Local media images from the scene showed the back of a yellow flatbed truck on its side next to the train just a few metres from the tunnel entrance.

The eight-carriage train was packed with some 480 people heading down the east coast for the annual Tomb Sweeping Festival, a four-day public holiday.

The Taiwan Railways Agency said 146 passengers were sent to hospital in addition to the 50 confirmed dead. A French national was among those killed while two Japanese and one Macau resident were injured. A previous statement from the agency gave a death toll of 51. One unnamed female survivor told TVBS news channel of trapped passengers — some crying out for help, others unconscious.

The accident occurred on Taiwan’s eastern railway line around 9:30 am (0130 GMT).

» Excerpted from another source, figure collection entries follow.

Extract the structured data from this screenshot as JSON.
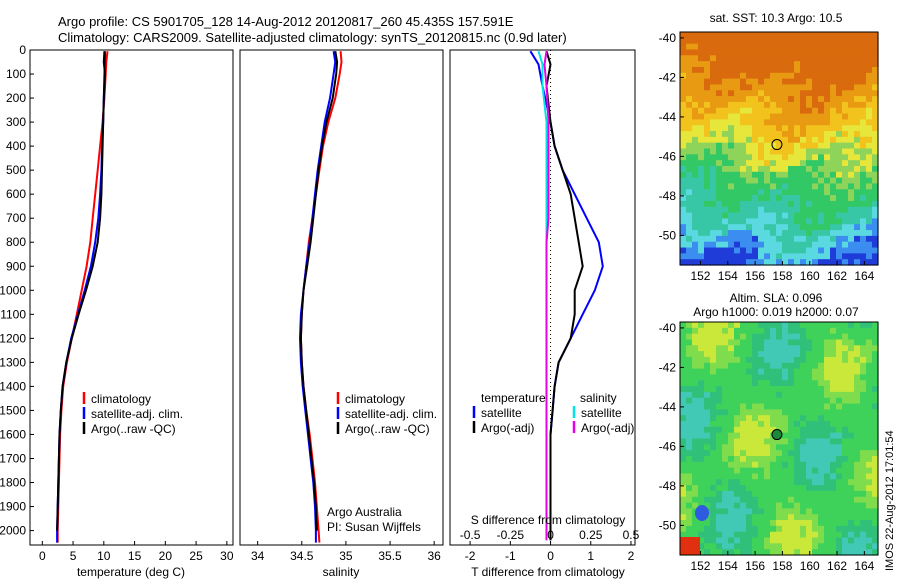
{
  "header": {
    "line1": "Argo profile: CS 5901705_128 14-Aug-2012 20120817_260 45.435S 157.591E",
    "line2": "Climatology: CARS2009. Satellite-adjusted climatology: synTS_20120815.nc (0.9d later)"
  },
  "side_label": "IMOS 22-Aug-2012 17:01:54",
  "chart_data": [
    {
      "type": "line",
      "panel": "temperature",
      "xlabel": "temperature (deg C)",
      "ylabel": "",
      "xlim": [
        -2,
        31
      ],
      "ylim": [
        2060,
        0
      ],
      "xticks": [
        "0",
        "5",
        "10",
        "15",
        "20",
        "25",
        "30"
      ],
      "yticks": [
        "0",
        "100",
        "200",
        "300",
        "400",
        "500",
        "600",
        "700",
        "800",
        "900",
        "1000",
        "1100",
        "1200",
        "1300",
        "1400",
        "1500",
        "1600",
        "1700",
        "1800",
        "1900",
        "2000"
      ],
      "legend": [
        "climatology",
        "satellite-adj. clim.",
        "Argo(..raw -QC)"
      ],
      "legend_position": "lower-center",
      "series": [
        {
          "name": "climatology",
          "color": "#ff0000",
          "x": [
            10.6,
            10.4,
            10.3,
            10.1,
            9.8,
            9.4,
            9.0,
            8.6,
            8.2,
            7.8,
            7.2,
            6.4,
            5.6,
            4.8,
            4.0,
            3.4,
            3.1,
            2.9,
            2.8,
            2.7,
            2.6,
            2.5,
            2.5
          ],
          "y": [
            5,
            50,
            100,
            200,
            300,
            400,
            500,
            600,
            700,
            800,
            900,
            1000,
            1100,
            1200,
            1300,
            1400,
            1500,
            1600,
            1700,
            1800,
            1900,
            2000,
            2050
          ]
        },
        {
          "name": "satellite-adj. clim.",
          "color": "#0000ff",
          "x": [
            10.2,
            10.2,
            10.1,
            10.0,
            9.9,
            9.7,
            9.6,
            9.4,
            9.1,
            8.6,
            7.9,
            6.9,
            5.8,
            4.7,
            3.9,
            3.3,
            3.0,
            2.8,
            2.7,
            2.6,
            2.5,
            2.4,
            2.4
          ],
          "y": [
            5,
            50,
            100,
            200,
            300,
            400,
            500,
            600,
            700,
            800,
            900,
            1000,
            1100,
            1200,
            1300,
            1400,
            1500,
            1600,
            1700,
            1800,
            1900,
            2000,
            2050
          ]
        },
        {
          "name": "Argo(..raw -QC)",
          "color": "#000000",
          "x": [
            10.1,
            10.0,
            10.2,
            10.0,
            9.9,
            9.8,
            9.7,
            9.6,
            9.4,
            9.0,
            8.2,
            7.1,
            5.9,
            4.8,
            3.9,
            3.3,
            3.0,
            2.8,
            2.7,
            2.6,
            2.5,
            2.4
          ],
          "y": [
            5,
            50,
            100,
            200,
            300,
            400,
            500,
            600,
            700,
            800,
            900,
            1000,
            1100,
            1200,
            1300,
            1400,
            1500,
            1600,
            1700,
            1800,
            1900,
            2000
          ]
        }
      ]
    },
    {
      "type": "line",
      "panel": "salinity",
      "xlabel": "salinity",
      "ylabel": "",
      "xlim": [
        33.8,
        36.1
      ],
      "ylim": [
        2060,
        0
      ],
      "xticks": [
        "34",
        "34.5",
        "35",
        "35.5",
        "36"
      ],
      "legend": [
        "climatology",
        "satellite-adj. clim.",
        "Argo(..raw -QC)"
      ],
      "legend_position": "lower-right",
      "annotations": [
        "Argo Australia",
        "PI: Susan Wijffels"
      ],
      "series": [
        {
          "name": "climatology",
          "color": "#ff0000",
          "x": [
            34.94,
            34.95,
            34.93,
            34.88,
            34.8,
            34.74,
            34.7,
            34.66,
            34.62,
            34.58,
            34.55,
            34.52,
            34.5,
            34.49,
            34.5,
            34.52,
            34.55,
            34.59,
            34.62,
            34.65,
            34.67,
            34.69,
            34.7
          ],
          "y": [
            5,
            50,
            100,
            200,
            300,
            400,
            500,
            600,
            700,
            800,
            900,
            1000,
            1100,
            1200,
            1300,
            1400,
            1500,
            1600,
            1700,
            1800,
            1900,
            2000,
            2050
          ]
        },
        {
          "name": "satellite-adj. clim.",
          "color": "#0000ff",
          "x": [
            34.86,
            34.88,
            34.86,
            34.82,
            34.76,
            34.72,
            34.68,
            34.65,
            34.62,
            34.59,
            34.55,
            34.52,
            34.49,
            34.48,
            34.49,
            34.51,
            34.54,
            34.57,
            34.6,
            34.63,
            34.65,
            34.66,
            34.66
          ],
          "y": [
            5,
            50,
            100,
            200,
            300,
            400,
            500,
            600,
            700,
            800,
            900,
            1000,
            1100,
            1200,
            1300,
            1400,
            1500,
            1600,
            1700,
            1800,
            1900,
            2000,
            2050
          ]
        },
        {
          "name": "Argo(..raw -QC)",
          "color": "#000000",
          "x": [
            34.88,
            34.9,
            34.89,
            34.85,
            34.78,
            34.73,
            34.69,
            34.66,
            34.63,
            34.6,
            34.56,
            34.52,
            34.5,
            34.49,
            34.5,
            34.52,
            34.55,
            34.58,
            34.61,
            34.64,
            34.66,
            34.67
          ],
          "y": [
            5,
            50,
            100,
            200,
            300,
            400,
            500,
            600,
            700,
            800,
            900,
            1000,
            1100,
            1200,
            1300,
            1400,
            1500,
            1600,
            1700,
            1800,
            1900,
            2000
          ]
        }
      ]
    },
    {
      "type": "line",
      "panel": "difference",
      "xlabel": "T difference from climatology",
      "xlabel2": "S difference from climatology",
      "ylabel": "",
      "xlim": [
        -2.5,
        2.1
      ],
      "ylim": [
        2060,
        0
      ],
      "xticks": [
        "-2",
        "-1",
        "0",
        "1",
        "2"
      ],
      "xticks2": [
        "-0.5",
        "-0.25",
        "0",
        "0.25",
        "0.5"
      ],
      "legend_headers": [
        "temperature",
        "salinity"
      ],
      "legend": [
        "satellite",
        "Argo(-adj)",
        "satellite",
        "Argo(-adj)"
      ],
      "legend_position": "lower-center",
      "series": [
        {
          "name": "temperature satellite",
          "color": "#0000ff",
          "x": [
            -0.5,
            -0.3,
            -0.2,
            0.0,
            0.1,
            0.3,
            0.6,
            0.9,
            1.2,
            1.3,
            1.1,
            0.8,
            0.5,
            0.2,
            0.1,
            0.05,
            0.0,
            0.0,
            0.0,
            0.0,
            0.0,
            0.0
          ],
          "y": [
            5,
            60,
            150,
            300,
            400,
            500,
            600,
            700,
            800,
            900,
            1000,
            1100,
            1200,
            1300,
            1400,
            1500,
            1600,
            1700,
            1800,
            1900,
            2000,
            2040
          ]
        },
        {
          "name": "temperature Argo(-adj)",
          "color": "#000000",
          "x": [
            -0.1,
            0.0,
            -0.1,
            0.0,
            0.1,
            0.3,
            0.5,
            0.6,
            0.7,
            0.8,
            0.6,
            0.6,
            0.5,
            0.2,
            0.1,
            0.05,
            0.0,
            0.0,
            0.0,
            0.0,
            0.0,
            0.0
          ],
          "y": [
            5,
            60,
            150,
            300,
            400,
            500,
            600,
            700,
            800,
            900,
            1000,
            1100,
            1200,
            1300,
            1400,
            1500,
            1600,
            1700,
            1800,
            1900,
            2000,
            2040
          ]
        },
        {
          "name": "salinity satellite",
          "color": "#00e5e5",
          "x": [
            -0.3,
            -0.2,
            -0.2,
            -0.1,
            -0.1,
            -0.1,
            -0.1,
            -0.1,
            -0.1,
            -0.1,
            -0.1,
            -0.1,
            -0.1,
            -0.1,
            -0.1,
            -0.1,
            -0.1,
            -0.1,
            -0.1,
            -0.1,
            -0.1,
            -0.1
          ],
          "y": [
            5,
            60,
            150,
            300,
            400,
            500,
            600,
            700,
            800,
            900,
            1000,
            1100,
            1200,
            1300,
            1400,
            1500,
            1600,
            1700,
            1800,
            1900,
            2000,
            2040
          ]
        },
        {
          "name": "salinity Argo(-adj)",
          "color": "#e600e6",
          "x": [
            -0.1,
            -0.15,
            -0.1,
            -0.05,
            -0.05,
            -0.05,
            -0.05,
            -0.05,
            -0.1,
            -0.1,
            -0.1,
            -0.1,
            -0.1,
            -0.1,
            -0.1,
            -0.1,
            -0.1,
            -0.1,
            -0.1,
            -0.1,
            -0.1,
            -0.1
          ],
          "y": [
            5,
            60,
            150,
            300,
            400,
            500,
            600,
            700,
            800,
            900,
            1000,
            1100,
            1200,
            1300,
            1400,
            1500,
            1600,
            1700,
            1800,
            1900,
            2000,
            2040
          ]
        }
      ]
    },
    {
      "type": "heatmap",
      "panel": "sst_map",
      "title": "sat. SST: 10.3 Argo: 10.5",
      "xlim": [
        150.5,
        165
      ],
      "ylim": [
        -51.5,
        -39.7
      ],
      "xticks": [
        "152",
        "154",
        "156",
        "158",
        "160",
        "162",
        "164"
      ],
      "yticks": [
        "-40",
        "-42",
        "-44",
        "-46",
        "-48",
        "-50"
      ],
      "marker": {
        "lon": 157.6,
        "lat": -45.4
      }
    },
    {
      "type": "heatmap",
      "panel": "sla_map",
      "title": "Altim. SLA: 0.096",
      "subtitle": "Argo h1000: 0.019 h2000: 0.07",
      "xlim": [
        150.5,
        165
      ],
      "ylim": [
        -51.5,
        -39.7
      ],
      "xticks": [
        "152",
        "154",
        "156",
        "158",
        "160",
        "162",
        "164"
      ],
      "yticks": [
        "-40",
        "-42",
        "-44",
        "-46",
        "-48",
        "-50"
      ],
      "marker": {
        "lon": 157.6,
        "lat": -45.4
      }
    }
  ]
}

Pictures published by local newspaper UDN showed the front of the train inside the tunnel had been pulverised into a twisted mesh of metal.

Rescuers worked for hours to reach those trapped inside the tunnel and haul them out, using buzzsaws to slice through warped sheets of metal.

President Tsai Ing-wen visited an emergency response centre in the capital Taipei, and said investigators would get to the bottom of how such a deadly crash could have occurred.

“We will definitely clarify the cause of the incident that has caused major casualties,” she told reporters.

“I hope the deceased can rest in peace and the wounded can recover soon.”

Footage released by the Taiwan Red Cross showed specialists with helmets and headlights had to use the roof of the stricken train to reach people inside the narrow single-track tunnel.